Первый поэтический отклик — «Ответ Лермонтову на его стихи „На смерть Пушкина“» — датируется 22 февраля 1837 года, но он не предназначался для печати (впервые: « Русская Старина » 1896, кн. X, 131—132). Написал произведение юнкер Школы гвардейских подпрапорщиков , где раньше учился Лермонтов, Павел Александрович Гвоздёв (1815—1851) .
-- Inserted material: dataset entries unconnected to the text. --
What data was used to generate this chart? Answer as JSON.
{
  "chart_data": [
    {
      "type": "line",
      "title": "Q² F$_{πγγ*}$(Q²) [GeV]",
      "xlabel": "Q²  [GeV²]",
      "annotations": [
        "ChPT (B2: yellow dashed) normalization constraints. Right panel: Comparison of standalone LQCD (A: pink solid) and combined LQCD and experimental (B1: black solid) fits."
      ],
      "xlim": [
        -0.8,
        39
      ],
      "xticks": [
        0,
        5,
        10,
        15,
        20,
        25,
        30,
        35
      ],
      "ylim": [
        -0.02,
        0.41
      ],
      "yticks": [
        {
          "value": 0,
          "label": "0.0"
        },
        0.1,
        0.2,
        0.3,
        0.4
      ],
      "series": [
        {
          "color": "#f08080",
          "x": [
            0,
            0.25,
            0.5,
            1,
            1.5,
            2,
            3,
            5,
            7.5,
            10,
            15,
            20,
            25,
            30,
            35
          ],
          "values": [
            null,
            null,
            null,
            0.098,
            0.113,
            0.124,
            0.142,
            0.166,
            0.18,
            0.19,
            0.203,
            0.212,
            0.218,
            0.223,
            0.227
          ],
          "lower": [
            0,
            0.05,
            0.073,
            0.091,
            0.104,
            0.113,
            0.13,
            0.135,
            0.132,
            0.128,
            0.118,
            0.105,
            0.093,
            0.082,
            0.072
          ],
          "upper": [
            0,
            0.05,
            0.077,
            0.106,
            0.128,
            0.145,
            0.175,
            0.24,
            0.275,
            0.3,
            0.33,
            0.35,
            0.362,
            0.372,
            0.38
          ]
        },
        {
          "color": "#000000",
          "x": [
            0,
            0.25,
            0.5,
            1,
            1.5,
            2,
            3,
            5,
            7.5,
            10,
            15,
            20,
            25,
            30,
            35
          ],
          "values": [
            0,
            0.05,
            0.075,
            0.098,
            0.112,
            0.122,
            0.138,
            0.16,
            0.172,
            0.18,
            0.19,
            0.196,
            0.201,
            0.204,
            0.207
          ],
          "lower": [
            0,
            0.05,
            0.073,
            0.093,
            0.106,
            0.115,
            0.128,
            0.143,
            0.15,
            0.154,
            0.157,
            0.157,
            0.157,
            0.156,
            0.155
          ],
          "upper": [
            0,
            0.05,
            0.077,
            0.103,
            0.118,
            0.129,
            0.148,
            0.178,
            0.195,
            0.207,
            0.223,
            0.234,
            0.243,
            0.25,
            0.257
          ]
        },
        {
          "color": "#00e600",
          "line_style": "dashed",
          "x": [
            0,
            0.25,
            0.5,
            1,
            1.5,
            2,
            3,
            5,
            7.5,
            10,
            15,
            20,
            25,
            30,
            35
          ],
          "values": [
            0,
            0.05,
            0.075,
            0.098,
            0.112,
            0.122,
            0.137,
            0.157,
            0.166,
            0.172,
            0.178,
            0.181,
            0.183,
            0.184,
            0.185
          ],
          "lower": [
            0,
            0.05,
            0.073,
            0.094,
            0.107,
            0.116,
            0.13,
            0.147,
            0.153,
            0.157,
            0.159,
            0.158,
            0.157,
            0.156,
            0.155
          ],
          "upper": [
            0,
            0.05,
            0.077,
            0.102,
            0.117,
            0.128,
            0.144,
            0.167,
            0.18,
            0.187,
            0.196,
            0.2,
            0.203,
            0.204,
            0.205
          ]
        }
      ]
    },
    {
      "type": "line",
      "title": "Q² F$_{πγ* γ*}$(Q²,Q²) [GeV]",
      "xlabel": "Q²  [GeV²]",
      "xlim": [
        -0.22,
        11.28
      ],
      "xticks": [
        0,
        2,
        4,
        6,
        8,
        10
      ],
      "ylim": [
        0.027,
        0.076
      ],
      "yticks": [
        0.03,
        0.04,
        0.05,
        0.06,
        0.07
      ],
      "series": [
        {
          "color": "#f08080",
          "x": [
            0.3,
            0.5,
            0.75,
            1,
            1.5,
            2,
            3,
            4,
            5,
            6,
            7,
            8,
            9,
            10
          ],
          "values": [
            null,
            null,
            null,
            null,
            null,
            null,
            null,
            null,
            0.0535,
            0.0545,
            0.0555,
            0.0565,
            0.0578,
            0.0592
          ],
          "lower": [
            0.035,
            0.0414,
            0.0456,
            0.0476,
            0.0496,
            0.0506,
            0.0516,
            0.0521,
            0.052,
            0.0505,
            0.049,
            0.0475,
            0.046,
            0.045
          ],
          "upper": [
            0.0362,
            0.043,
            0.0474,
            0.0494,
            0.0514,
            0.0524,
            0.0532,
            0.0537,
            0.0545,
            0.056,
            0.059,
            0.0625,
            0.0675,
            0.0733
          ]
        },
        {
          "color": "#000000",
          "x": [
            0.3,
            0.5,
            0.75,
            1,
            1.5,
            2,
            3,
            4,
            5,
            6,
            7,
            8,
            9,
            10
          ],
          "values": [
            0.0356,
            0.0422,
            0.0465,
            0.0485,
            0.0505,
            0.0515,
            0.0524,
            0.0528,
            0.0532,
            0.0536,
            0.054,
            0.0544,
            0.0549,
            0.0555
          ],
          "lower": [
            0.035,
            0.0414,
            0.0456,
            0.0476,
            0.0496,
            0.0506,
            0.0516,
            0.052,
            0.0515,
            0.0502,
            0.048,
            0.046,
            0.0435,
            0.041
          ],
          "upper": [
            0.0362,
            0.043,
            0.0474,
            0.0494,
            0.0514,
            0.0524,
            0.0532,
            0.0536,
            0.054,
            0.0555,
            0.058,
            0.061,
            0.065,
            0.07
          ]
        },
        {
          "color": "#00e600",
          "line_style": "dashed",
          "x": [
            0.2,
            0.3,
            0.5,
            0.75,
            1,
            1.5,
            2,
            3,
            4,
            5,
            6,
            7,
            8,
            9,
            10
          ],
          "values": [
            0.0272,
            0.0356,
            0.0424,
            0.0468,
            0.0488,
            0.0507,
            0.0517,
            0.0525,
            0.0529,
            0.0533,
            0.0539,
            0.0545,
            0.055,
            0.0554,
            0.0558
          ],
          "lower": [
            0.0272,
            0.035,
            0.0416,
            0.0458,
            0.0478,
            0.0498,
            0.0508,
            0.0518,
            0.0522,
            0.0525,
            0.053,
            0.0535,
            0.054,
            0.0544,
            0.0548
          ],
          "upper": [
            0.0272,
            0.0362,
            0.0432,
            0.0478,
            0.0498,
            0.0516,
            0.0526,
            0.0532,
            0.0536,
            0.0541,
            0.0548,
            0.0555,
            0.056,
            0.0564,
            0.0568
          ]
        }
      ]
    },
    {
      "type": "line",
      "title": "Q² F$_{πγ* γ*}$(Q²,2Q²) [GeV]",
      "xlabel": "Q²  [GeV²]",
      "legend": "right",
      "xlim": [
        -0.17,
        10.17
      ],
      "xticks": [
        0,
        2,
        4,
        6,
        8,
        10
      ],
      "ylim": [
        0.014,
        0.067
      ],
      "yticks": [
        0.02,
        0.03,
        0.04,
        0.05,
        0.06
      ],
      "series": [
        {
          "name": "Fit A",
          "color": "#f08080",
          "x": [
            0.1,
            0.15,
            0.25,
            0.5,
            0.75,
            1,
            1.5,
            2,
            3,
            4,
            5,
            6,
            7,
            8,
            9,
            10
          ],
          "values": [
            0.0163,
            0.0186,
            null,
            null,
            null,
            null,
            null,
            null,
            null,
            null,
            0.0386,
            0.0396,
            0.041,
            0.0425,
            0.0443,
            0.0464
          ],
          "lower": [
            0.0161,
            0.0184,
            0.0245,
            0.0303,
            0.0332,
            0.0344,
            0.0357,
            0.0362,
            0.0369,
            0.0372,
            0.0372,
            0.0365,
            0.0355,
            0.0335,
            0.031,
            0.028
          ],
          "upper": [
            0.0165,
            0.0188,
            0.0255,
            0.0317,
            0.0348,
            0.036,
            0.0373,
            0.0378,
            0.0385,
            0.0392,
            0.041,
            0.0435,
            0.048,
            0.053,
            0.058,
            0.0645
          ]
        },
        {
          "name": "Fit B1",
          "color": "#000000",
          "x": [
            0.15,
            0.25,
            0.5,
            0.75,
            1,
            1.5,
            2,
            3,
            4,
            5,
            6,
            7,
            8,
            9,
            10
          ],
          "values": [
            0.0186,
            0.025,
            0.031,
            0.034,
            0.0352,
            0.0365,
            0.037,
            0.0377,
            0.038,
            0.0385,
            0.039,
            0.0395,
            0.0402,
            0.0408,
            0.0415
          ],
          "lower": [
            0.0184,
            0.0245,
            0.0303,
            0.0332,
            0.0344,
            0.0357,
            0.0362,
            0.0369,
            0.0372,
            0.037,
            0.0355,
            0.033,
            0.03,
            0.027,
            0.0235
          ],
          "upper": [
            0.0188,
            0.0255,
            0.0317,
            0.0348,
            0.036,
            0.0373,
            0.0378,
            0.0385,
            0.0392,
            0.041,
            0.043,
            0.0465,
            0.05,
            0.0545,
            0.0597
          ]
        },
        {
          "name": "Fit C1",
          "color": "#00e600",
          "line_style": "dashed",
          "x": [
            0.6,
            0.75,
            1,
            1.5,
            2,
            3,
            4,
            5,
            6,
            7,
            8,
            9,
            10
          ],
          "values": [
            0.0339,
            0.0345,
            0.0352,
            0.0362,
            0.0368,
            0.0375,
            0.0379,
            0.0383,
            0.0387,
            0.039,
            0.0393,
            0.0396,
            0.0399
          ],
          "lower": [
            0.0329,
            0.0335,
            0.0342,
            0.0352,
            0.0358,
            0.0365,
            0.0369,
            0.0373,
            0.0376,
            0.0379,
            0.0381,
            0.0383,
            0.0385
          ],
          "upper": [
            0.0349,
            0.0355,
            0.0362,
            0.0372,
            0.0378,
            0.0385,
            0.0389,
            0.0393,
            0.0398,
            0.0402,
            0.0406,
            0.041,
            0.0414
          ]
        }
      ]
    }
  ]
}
Зачем порыв свой благородный
Ты им излил, младой поэт?
…
Сердца покрыты зимней вьюгой,
Их чувства холодны как лед,
Их души мертвые в кольчуге,
Им недоступен твой полет!
…
Им песнь твоя как суд кровавый,
Для них она как грозный меч,
Не мог ты в их душе презренной
Свободной истиной зажечь
Огонь высокий и священный…
Твой стих свободного пера
Обидел гордое тщеславье,
И стая вран у ног царя,
Как милость, ждут твое бесславье…
Но ты гордись, младой певец,
Пред кознями их адской злобы,
Не расплести им твой венец,
Пускай отверзятся хоть гробы.
…
Не ты ль сказал: «есть грозный суд!»
И этот суд есть суд потомства,
Сей суд прочтет их приговор
И на листе, как вероломство,
Он впишет имя их в позор.
Стихотворение А. И. Полежаева «Венок на гроб Пушкина» (написано 2 марта 1837 года, опубликовано с купюрами в сборнике «Часы выздоровления», 1842) завершается строфой, где упоминается М. Ю. Лермонтов как поэтический преемник погибшего Поэта («Поэзия грустит над урною твоей, — // Неведомый поэт, — но юный, славы жадный, — // О, Пушкин — преклонил колена перед ней!»), с надеждой автора, что и он не будет забыт:
И между тем, когда в России изумленной
Оплакали тебя и старец и младой,
И совершили долг последний и священный,
Предав тебя земле холодной и немой;
И бледная в слезах, в печали безотрадной,
Поэзия грустит над урною твоей, —
Неведомый поэт, — но юный, славы жадный, —
О, Пушкин — преклонил колена перед ней!
Душистые венки великие поэты
Готовят для неё — второй Анакреон;
Но верю я — и мой в волнах суровой Леты
С рождением его не будет поглощен:
На пепле золотом угаснувшей кометы
Несмелою рукой он с чувством положен!
В 1841 году гонимый Н. П. Огарёв поэму «Юмор» начинает словами о поэтической обстановке своего времени:
Певцы замолкли. Пушкин стих:
Хромает тяжко вялый стих,
Нет, виноват! есть, есть поэт,
Хоть он и офицер армейский.
Чуть есть талант, уж с ранних лет -
Иль под надзор он полицейской
Попал, иль вовсе сослан он.
О нём писал и Виссарьон.
Стихотворение иллюстрировали А. А. Гурьев, Л. Дземарын, Л. О. Пастернак .
На музыку стихи положили Ю. Я. Владимиров, Е. К. Голубев, А. С. Жак, Ю. Ф. Львова, С. В. Протопопов и др.